Voorwendsel
„Omdat zij, God kennende, Hem als God niet hebben verheerlijkt…”
Romeinen 1:21Laat ons deze grove onwetende mensen eens bezien. Eerst dat hun onwetendheid niet te verontschuldigen is, aangezien het Evangelie zo klaar in hun aangezicht schijnt. „En het Licht schijnt in de duisternis, en de duisternis heeft hetzelve niet begrepen.”
Er zijn drie soorten onwetendheid. In de eerste plaats een gebrekkige onwetendheid. Verder een moedwillige onwetendheid. In de derde plaats een verzuimende onwetendheid. Hun onwetendheid is geen gebrekkige onwetendheid, maar een moedwillige. Terwijl het licht onder hen gekomen is, beminnen zij nochtans de duisternis meer dan het licht. Zij zouden het wel kunnen weten, maar zij willen het niet weten. Hun ogen hebben zij toegedaan.

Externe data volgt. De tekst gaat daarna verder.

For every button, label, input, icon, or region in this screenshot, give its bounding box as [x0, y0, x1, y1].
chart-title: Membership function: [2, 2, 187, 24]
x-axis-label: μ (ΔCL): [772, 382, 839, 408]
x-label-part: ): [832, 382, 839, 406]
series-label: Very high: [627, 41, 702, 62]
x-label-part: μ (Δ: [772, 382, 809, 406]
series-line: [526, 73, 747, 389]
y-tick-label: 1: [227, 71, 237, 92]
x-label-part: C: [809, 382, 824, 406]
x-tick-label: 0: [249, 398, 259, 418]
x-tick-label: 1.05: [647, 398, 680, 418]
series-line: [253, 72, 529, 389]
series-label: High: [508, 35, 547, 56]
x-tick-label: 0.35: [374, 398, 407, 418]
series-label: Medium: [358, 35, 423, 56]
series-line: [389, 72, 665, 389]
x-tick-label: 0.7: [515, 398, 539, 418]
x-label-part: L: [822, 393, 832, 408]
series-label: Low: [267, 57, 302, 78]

Nu is het wat anders om te zeggen van een zaak niet te weten, dan er niet van te willen weten. Hij is immers openbaar. Het is ten minste een zorgeloosheid of verzuimende onwetendheid wanneer de mensen geen middelen willen gebruiken noch enige moeite doen om kennis te krijgen. Van zulke mensen wordt gezegd dat zij de kennis haten en hun onwetendheid komt hun zonden te verzwaren en maakt die zonder enig voorwendsel, zonder verontschuldiging. Indien Ik niet gekomen was, zegt Christus, zie, zij hadden geen zonden. Nu hebben zijn geen voorwendsel voor hun zonden.